Some of this falls on Håfström to have corrected on set. The director of the Stephen King adaptation 1408 in 2007 and the Stallone-Schwarzenegger vehicle Escape Plan in 2013, Håfström is no stranger to close-quarters filmmaking, but his attempts to build tension in Slingshot are resoundingly flat. In the press notes, Håfström compares this film to his work on 1408, and I can see the parallels between the themes of solitude and an encroaching mental breakdown, but the similarities stop there. While no classic, at least 1408 found its pulse early on and maintained a rhythm. The fact that Slingshot only comes alive in its gripping finale further underlines the problem that this screenplay started with an ending and worked backward, leaving the rest of the overlong film as pure filler.

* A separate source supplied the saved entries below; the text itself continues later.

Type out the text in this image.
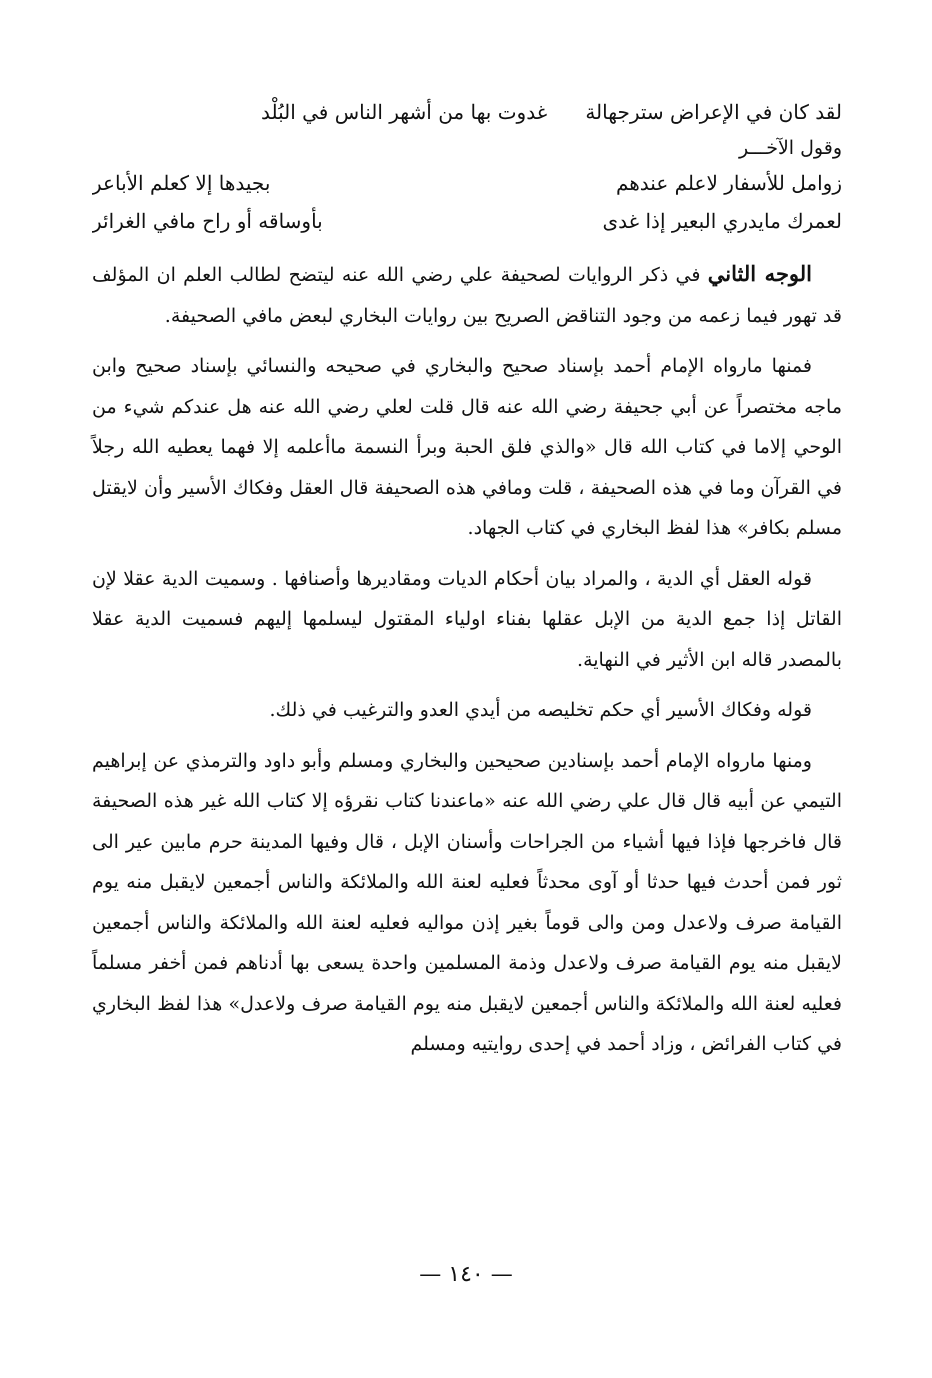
لقد كان في الإعراض سترجهالة      غدوت بها من أشهر الناس في البُلْد
وقول الآخـــر
زوامل للأسفار لاعلم عندهم
بجيدها إلا كعلم الأباعر
لعمرك مايدري البعير إذا غدى
بأوساقه أو راح مافي الغرائر

الوجه الثاني في ذكر الروايات لصحيفة علي رضي الله عنه ليتضح لطالب العلم ان المؤلف قد تهور فيما زعمه من وجود التناقض الصريح بين روايات البخاري لبعض مافي الصحيفة.

فمنها مارواه الإمام أحمد بإسناد صحيح والبخاري في صحيحه والنسائي بإسناد صحيح وابن ماجه مختصراً عن أبي جحيفة رضي الله عنه قال قلت لعلي رضي الله عنه هل عندكم شيء من الوحي إلاما في كتاب الله قال «والذي فلق الحبة وبرأ النسمة ماأعلمه إلا فهما يعطيه الله رجلاً في القرآن وما في هذه الصحيفة ، قلت ومافي هذه الصحيفة قال العقل وفكاك الأسير وأن لايقتل مسلم بكافر» هذا لفظ البخاري في كتاب الجهاد.

قوله العقل أي الدية ، والمراد بيان أحكام الديات ومقاديرها وأصنافها . وسميت الدية عقلا لإن القاتل إذا جمع الدية من الإبل عقلها بفناء اولياء المقتول ليسلمها إليهم فسميت الدية عقلا بالمصدر قاله ابن الأثير في النهاية.

قوله وفكاك الأسير أي حكم تخليصه من أيدي العدو والترغيب في ذلك.

ومنها مارواه الإمام أحمد بإسنادين صحيحين والبخاري ومسلم وأبو داود والترمذي عن إبراهيم التيمي عن أبيه قال قال علي رضي الله عنه «ماعندنا كتاب نقرؤه إلا كتاب الله غير هذه الصحيفة قال فاخرجها فإذا فيها أشياء من الجراحات وأسنان الإبل ، قال وفيها المدينة حرم مابين عير الى ثور فمن أحدث فيها حدثا أو آوى محدثاً فعليه لعنة الله والملائكة والناس أجمعين لايقبل منه يوم القيامة صرف ولاعدل ومن والى قوماً بغير إذن مواليه فعليه لعنة الله والملائكة والناس أجمعين لايقبل منه يوم القيامة صرف ولاعدل وذمة المسلمين واحدة يسعى بها أدناهم فمن أخفر مسلماً فعليه لعنة الله والملائكة والناس أجمعين لايقبل منه يوم القيامة صرف ولاعدل» هذا لفظ البخاري في كتاب الفرائض ، وزاد أحمد في إحدى روايتيه ومسلم

— ١٤٠ —
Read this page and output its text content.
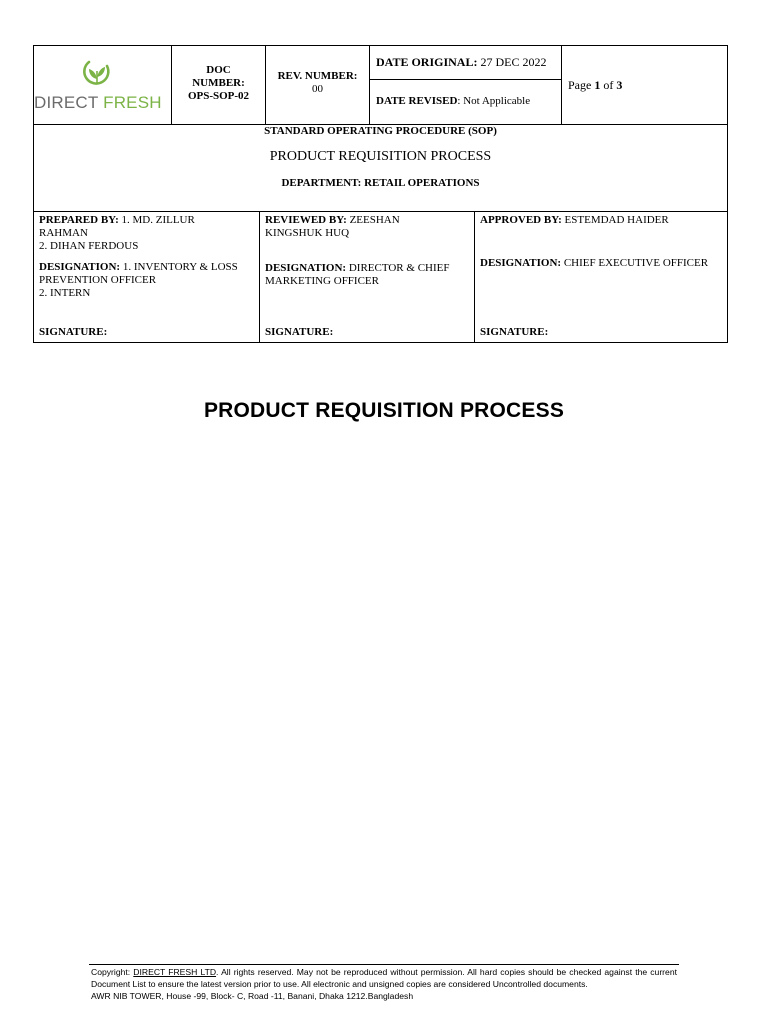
DIRECT FRESH
DOC NUMBER:
OPS-SOP-02
REV. NUMBER:
00
DATE ORIGINAL: 27 DEC 2022
DATE REVISED: Not Applicable
Page 1 of 3
STANDARD OPERATING PROCEDURE (SOP)
PRODUCT REQUISITION PROCESS
DEPARTMENT: RETAIL OPERATIONS
PREPARED BY: 1. MD. ZILLUR
RAHMAN
2. DIHAN FERDOUS
DESIGNATION: 1. INVENTORY & LOSS
PREVENTION OFFICER
2. INTERN
SIGNATURE:
REVIEWED BY: ZEESHAN
KINGSHUK HUQ
DESIGNATION: DIRECTOR & CHIEF
MARKETING OFFICER
SIGNATURE:
APPROVED BY: ESTEMDAD HAIDER
DESIGNATION: CHIEF EXECUTIVE OFFICER
SIGNATURE:
PRODUCT REQUISITION PROCESS
Copyright: DIRECT FRESH LTD. All rights reserved. May not be reproduced without permission. All hard copies should be checked against the current Document List to ensure the latest version prior to use. All electronic and unsigned copies are considered Uncontrolled documents.
AWR NIB TOWER, House -99, Block- C, Road -11, Banani, Dhaka 1212.Bangladesh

Even when sci-fi strikes out in plot, word, and deed, the technical elements can offer a reprieve, but even these key points of elevation take a tumble. The costume design looks like it was picked up in a hurry, with the crew sporting what looks suspiciously like sweatpants and a sweat-wicking shirt from Kohl’s. The design of the ship’s interior is a puzzler, too. I was at Walt Disney World recently, and the brightly lit, sanitary, clean lines reminded me of a rejected pre-ride portion of one of their rides. A general lack of imagination on each level makes the entire experience feel uninspired.
It’s telling that Slingshot completed filming in 2022 but has gathered dust on the shelf until now. While it’s becoming more common for films to be held back so studios can find the perfect time to allow audiences to discover a gem, dumping a stinker on an unassuming public has never gone out of style. Releasing Håfström’s aimless outing in the shadow of another space-set film isn’t doing the film any favors by comparison, either. Dated and derivative, the marketing promises thrills and high stakes but delivers zero of the grave chills we crave.